Aurélien : Je suis né autiste, c’est-à-dire avec une manière différente d’appréhender la réalité. Les premières années de ma vie, je suis resté très focalisé sur ce qui se passait à l’intérieur de moi. Puis je me suis ouvert à l’extérieur et, avec une AVS, j’ai pu suivre les cours jusqu’en quatrième, où on m’a donné le choix entre redoubler ou passer en Ulis. Je n’ai pas voulu perdre un an mais j’ai tout de même vécu ce passage en Ulis comme un croche-patte général qui cause de très grandes douleurs.
Jordan V. : Oui, on éprouve de la haine et de la violence.
Aurélien : Non, c’était plutôt de la honte lorsque je retrouvais mes anciens camarades de classe en intégration… Ensuite, j’ai réussi à prendre du recul. Je me suis reconstruit, j’ai perdu mon petit côté arrogant… et comme mon niveau scolaire était assez bas, j’en ai profité pour réviser les bases. Enfin, les plus grands tableaux se font avec les couleurs les plus sombres. Je n’ai pas changé mais j’ai mûri. On ajuste son comportement mais on est ce que l’on est et on le restera jusqu’à la fin.
Pauline : Certains pensent qu’on doit être mis à part parce qu’on est différents. Ils ont tort. Comme tout le monde, on a surtout besoin d’un bon environnement pour se sentir bien, d’être accepté et en confiance.
Aurélien : Le droit essentiel, c’est celui d’être respecté. Il faudrait aussi ne pas avoir peur d’en finir avec les classements et les étiquettes… Et puis nous ne sommes pas si étranges que cela. Je discute beaucoup. De tout. Comme tous les ados, j’aime les jeux vidéo, le cinéma, me poser des questions sur la vie en regardant l’océan, les voyages… Sinon, j’aime aussi aider mon prochain… ce qui est peut-être plus rare.
Cindy : On sait ce que c’est que d’être mal regardés. C’est pour ça que, je ne me permettrais pas de mal regarder un SDF. Au contraire, voir qu’il y a beaucoup de gens dans la misère, ça donne envie de faire quelque chose.
Jordan V. : Moi, les inégalités me rendent malades. Notamment la galère des étrangers dans ma cité…
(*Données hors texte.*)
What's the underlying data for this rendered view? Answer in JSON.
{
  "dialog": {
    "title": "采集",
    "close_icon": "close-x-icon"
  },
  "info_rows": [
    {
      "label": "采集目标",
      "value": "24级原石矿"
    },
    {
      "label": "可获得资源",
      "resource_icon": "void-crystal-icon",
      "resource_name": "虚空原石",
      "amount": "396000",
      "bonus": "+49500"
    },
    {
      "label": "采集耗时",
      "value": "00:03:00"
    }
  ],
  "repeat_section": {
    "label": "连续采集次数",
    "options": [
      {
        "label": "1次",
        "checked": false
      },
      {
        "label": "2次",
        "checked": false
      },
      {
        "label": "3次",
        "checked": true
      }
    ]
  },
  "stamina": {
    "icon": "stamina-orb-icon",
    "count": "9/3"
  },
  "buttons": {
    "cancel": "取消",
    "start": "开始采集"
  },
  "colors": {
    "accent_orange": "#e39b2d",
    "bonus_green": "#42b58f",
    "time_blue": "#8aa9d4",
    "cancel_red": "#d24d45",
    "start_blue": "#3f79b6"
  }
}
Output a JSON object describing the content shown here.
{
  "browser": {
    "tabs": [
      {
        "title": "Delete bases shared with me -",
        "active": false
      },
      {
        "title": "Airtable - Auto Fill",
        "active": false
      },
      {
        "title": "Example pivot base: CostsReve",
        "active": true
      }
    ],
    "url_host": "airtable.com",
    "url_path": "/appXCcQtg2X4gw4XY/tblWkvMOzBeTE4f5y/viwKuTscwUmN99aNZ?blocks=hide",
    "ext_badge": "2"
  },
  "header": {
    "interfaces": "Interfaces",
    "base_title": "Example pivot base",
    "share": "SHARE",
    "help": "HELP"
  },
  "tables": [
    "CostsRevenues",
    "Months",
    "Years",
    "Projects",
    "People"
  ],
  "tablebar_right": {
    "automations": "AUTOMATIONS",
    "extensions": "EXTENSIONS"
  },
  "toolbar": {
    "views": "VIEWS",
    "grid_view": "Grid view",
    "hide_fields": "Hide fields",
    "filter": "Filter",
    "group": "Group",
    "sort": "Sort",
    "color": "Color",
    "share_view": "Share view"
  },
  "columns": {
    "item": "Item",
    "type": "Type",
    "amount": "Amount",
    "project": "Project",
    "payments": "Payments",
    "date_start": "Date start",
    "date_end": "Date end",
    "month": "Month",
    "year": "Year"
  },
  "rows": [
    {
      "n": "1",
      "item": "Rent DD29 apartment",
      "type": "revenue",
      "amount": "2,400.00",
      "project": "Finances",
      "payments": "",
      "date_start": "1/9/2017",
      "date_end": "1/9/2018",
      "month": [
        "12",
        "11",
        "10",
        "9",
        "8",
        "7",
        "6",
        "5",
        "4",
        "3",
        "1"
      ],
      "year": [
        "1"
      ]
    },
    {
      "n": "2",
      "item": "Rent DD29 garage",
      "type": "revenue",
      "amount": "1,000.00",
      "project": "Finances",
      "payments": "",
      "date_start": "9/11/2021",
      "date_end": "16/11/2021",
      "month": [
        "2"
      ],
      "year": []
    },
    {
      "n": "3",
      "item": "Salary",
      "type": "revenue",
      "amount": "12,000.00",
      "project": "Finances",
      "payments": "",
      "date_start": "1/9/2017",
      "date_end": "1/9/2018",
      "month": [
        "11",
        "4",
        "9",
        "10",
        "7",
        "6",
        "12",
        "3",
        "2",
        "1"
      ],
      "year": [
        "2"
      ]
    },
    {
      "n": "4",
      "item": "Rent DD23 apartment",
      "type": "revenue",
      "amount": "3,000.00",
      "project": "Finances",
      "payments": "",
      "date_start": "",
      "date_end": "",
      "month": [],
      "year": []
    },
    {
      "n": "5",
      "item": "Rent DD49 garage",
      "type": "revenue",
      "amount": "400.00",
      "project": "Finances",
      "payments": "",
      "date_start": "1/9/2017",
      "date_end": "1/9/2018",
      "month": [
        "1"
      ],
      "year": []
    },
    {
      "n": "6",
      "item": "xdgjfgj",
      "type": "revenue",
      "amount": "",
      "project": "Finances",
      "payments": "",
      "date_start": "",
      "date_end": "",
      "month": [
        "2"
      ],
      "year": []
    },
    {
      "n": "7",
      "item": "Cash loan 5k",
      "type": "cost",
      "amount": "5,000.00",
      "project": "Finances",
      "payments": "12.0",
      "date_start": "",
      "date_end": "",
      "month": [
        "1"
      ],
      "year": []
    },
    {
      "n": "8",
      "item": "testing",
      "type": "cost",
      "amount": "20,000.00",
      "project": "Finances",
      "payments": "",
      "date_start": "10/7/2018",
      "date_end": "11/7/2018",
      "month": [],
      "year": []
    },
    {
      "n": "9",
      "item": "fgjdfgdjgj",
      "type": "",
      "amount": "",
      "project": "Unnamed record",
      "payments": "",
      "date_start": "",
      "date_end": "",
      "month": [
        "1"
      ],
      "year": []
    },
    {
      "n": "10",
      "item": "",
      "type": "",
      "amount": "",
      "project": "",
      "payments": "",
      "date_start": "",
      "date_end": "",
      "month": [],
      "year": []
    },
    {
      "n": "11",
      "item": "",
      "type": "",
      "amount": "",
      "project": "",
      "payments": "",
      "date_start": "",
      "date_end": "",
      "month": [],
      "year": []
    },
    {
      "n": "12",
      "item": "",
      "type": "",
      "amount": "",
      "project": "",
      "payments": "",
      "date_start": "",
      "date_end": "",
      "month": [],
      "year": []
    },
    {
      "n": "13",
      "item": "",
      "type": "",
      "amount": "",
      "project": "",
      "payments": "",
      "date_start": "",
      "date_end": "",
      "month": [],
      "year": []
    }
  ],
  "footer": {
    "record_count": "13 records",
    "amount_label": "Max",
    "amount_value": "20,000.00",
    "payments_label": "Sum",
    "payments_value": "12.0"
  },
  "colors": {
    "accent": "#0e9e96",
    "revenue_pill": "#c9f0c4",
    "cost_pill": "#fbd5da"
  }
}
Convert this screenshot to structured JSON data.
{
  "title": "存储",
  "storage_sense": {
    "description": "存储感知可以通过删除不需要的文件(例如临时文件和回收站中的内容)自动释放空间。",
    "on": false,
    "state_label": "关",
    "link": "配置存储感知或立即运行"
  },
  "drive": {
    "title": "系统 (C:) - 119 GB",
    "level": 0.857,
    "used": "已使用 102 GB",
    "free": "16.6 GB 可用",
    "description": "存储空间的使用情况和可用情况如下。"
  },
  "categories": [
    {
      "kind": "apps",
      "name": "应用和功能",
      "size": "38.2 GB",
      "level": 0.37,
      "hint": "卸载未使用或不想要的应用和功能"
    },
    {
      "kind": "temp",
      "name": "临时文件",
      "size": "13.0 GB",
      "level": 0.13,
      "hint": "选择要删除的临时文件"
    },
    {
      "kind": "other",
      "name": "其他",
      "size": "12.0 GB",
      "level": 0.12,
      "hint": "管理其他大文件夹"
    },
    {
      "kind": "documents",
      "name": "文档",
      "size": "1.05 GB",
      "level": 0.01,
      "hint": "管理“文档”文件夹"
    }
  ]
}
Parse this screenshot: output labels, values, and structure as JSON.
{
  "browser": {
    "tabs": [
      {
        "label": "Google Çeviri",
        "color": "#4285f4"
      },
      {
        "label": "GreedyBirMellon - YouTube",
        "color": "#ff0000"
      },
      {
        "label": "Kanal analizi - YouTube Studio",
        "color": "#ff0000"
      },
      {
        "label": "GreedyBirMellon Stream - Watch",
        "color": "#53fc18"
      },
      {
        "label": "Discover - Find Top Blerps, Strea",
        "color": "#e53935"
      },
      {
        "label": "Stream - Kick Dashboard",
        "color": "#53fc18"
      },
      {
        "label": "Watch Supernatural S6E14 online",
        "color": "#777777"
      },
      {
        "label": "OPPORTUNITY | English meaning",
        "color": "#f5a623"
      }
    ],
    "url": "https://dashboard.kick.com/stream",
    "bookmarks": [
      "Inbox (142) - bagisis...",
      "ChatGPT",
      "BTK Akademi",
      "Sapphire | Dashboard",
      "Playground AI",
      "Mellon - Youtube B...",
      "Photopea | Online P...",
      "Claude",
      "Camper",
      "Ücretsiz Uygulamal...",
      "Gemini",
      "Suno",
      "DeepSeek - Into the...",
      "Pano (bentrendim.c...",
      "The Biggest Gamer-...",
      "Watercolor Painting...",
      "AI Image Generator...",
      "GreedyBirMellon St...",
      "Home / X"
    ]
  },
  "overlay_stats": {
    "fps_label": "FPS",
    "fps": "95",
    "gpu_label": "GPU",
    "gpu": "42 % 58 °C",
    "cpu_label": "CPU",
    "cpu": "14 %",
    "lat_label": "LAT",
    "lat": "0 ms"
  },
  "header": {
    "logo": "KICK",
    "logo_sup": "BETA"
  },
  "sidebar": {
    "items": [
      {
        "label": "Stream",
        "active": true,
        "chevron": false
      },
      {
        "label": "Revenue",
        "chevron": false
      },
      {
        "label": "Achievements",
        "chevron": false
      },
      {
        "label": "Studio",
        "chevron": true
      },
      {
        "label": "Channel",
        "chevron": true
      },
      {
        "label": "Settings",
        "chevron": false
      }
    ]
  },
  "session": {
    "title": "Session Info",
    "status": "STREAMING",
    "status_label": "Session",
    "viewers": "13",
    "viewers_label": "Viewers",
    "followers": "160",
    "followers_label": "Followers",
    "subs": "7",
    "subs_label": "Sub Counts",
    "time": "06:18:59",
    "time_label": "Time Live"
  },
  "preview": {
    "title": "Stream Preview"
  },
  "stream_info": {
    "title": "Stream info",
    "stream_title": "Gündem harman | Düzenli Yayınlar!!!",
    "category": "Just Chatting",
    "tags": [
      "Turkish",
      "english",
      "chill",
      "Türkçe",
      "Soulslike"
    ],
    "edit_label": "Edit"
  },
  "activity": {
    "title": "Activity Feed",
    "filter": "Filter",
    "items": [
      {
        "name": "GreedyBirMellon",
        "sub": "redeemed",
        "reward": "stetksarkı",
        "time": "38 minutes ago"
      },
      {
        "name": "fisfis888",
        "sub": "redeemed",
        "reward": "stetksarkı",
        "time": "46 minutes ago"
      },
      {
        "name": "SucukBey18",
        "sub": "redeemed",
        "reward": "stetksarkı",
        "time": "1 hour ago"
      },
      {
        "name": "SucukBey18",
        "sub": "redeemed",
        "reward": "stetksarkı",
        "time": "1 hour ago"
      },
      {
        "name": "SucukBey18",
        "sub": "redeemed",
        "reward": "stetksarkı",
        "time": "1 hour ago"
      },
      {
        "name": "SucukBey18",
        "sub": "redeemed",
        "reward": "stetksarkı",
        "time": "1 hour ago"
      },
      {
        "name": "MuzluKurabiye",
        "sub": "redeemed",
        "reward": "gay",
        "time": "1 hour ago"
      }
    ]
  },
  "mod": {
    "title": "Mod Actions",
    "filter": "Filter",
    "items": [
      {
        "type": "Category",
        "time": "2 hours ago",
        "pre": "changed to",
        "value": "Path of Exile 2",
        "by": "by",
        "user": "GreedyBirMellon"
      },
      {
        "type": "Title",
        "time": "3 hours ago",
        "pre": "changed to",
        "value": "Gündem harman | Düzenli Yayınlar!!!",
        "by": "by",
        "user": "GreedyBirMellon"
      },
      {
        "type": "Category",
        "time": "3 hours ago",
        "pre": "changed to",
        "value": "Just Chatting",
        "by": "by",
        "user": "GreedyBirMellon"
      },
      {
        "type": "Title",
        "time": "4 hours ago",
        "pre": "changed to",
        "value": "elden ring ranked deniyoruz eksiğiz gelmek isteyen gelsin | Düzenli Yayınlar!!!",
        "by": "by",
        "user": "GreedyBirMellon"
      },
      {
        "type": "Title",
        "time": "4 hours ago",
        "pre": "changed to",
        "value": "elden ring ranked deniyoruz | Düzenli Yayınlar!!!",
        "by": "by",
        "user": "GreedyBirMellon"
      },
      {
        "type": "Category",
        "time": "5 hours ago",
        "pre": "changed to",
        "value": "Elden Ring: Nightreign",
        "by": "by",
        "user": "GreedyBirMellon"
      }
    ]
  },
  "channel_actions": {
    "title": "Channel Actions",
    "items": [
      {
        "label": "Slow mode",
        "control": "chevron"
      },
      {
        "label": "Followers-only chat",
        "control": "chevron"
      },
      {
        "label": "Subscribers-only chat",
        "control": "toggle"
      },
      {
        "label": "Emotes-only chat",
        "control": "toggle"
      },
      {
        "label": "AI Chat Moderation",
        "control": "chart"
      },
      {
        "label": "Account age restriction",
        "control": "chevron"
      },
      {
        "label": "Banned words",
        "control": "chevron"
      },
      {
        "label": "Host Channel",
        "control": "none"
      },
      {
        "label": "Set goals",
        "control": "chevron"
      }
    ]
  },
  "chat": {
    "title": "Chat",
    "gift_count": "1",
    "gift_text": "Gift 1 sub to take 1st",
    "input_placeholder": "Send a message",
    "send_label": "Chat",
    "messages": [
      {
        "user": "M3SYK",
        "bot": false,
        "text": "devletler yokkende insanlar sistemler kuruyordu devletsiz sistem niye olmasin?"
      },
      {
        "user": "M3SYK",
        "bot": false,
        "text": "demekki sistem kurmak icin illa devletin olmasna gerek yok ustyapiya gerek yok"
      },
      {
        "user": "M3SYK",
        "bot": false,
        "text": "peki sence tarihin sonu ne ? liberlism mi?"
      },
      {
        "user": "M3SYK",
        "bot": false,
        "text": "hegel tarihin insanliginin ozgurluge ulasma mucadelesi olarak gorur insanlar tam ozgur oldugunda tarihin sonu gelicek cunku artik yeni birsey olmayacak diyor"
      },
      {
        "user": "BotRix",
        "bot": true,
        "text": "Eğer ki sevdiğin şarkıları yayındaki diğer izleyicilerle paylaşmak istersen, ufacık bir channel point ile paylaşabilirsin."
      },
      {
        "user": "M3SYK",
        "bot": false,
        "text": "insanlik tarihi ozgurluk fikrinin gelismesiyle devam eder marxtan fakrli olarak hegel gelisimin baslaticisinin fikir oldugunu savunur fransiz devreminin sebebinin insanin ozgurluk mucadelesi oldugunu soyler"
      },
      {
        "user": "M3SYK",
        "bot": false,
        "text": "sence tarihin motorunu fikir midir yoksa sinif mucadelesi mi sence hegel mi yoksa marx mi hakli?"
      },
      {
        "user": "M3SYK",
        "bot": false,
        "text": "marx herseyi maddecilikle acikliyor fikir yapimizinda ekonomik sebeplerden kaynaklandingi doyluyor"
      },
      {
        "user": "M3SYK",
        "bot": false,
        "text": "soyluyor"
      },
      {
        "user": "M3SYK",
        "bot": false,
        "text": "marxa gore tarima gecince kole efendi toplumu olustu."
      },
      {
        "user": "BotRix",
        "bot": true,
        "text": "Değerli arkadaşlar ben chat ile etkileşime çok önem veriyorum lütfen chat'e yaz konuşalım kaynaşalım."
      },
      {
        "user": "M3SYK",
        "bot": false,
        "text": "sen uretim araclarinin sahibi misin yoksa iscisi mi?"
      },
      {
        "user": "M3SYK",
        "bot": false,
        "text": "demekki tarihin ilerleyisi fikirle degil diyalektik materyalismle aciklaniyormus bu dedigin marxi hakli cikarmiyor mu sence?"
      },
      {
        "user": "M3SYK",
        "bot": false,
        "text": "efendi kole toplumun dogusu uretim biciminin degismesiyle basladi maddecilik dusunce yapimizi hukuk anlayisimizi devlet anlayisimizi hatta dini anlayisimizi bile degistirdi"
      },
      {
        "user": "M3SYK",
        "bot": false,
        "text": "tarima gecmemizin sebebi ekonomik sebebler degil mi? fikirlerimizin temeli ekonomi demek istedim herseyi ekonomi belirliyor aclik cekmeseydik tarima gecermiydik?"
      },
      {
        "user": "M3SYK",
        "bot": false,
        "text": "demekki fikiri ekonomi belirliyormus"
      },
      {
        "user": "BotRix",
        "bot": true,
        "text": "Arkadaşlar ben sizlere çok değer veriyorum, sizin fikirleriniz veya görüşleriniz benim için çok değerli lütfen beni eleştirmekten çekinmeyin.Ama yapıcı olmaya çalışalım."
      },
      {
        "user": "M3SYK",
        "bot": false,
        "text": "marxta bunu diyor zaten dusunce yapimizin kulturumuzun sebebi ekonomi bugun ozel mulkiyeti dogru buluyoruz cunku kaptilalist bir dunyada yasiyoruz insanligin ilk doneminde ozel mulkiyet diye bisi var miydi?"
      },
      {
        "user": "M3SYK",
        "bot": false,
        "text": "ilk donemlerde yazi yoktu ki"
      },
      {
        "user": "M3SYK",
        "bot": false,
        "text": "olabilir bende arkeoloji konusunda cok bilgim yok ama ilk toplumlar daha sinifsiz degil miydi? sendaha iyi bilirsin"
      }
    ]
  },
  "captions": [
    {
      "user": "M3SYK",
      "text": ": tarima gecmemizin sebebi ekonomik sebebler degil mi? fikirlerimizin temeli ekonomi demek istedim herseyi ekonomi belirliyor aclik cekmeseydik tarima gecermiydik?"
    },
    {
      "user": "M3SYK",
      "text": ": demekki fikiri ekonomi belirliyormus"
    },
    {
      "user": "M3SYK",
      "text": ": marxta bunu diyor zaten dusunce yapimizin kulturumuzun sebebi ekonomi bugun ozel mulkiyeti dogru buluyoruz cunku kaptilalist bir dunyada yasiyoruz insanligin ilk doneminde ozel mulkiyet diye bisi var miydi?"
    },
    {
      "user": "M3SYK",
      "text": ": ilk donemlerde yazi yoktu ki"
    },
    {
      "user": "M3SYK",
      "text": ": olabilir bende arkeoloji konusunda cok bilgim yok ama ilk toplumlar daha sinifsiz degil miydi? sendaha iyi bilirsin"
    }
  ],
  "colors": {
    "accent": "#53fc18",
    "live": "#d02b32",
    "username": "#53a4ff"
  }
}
Aurélien : Je ne supporte pas le racisme non plus.
Mélanie : Le droit à travailler, c’est aussi très important.
Jordan V. : Mais là aussi, il y a des discriminations. Moi j’ai eu beaucoup de refus de stage parce que je venais d’une classe spécialisée…
Cindy : Ce qui m’embête, c’est que pour travailler, je serais obligée d’avoir une RQTH*. Mon père n’arrête pas de me bassiner avec ça. Je sais qu’il a raison et que cela me donnera davantage de chances mais ça m’énerve, et il ne le comprend pas que je voudrais ne pas avoir besoin de ça pour y arriver.
Mélanie : Les stages m’ont montré que je pourrais travailler sans problème, que sur ce plan, je me débrouille comme les autres. Je suis très soulagée de cela, contente et impatiente car travailler me permettra d’avoir le permis, un appart… comme tout le monde.
Pauline : On rêve tous de notre futur appart, de travailler, de fonder une famille… Il faudra bien qu’on finisse par partir de chez nos parents. On perdra de l’amour mais on en regagnera ailleurs.
Jordan V. : Oui, en cuisine, j’ai mes chances. D’abord, je ramènerai des sous à ma mère, puis je construirai une maison et j’aiderais ma petite sœur et ensuite mes enfants à ne pas avoir la même scolarité que moi. Ce que j’aimerais le plus pour l’avenir, c’est que les gens nous regardent différemment.
Mélanie : Ça, ça m’étonnerait quand même que ce soit possible…
Aurélien : … On les interrogera toujours…
Jordan V. : Bon, alors merci à ceux qui m’aident à souffrir de moins en moins des mauvais regards.
* Reconnaissance de la qualité de travailleur handicapé.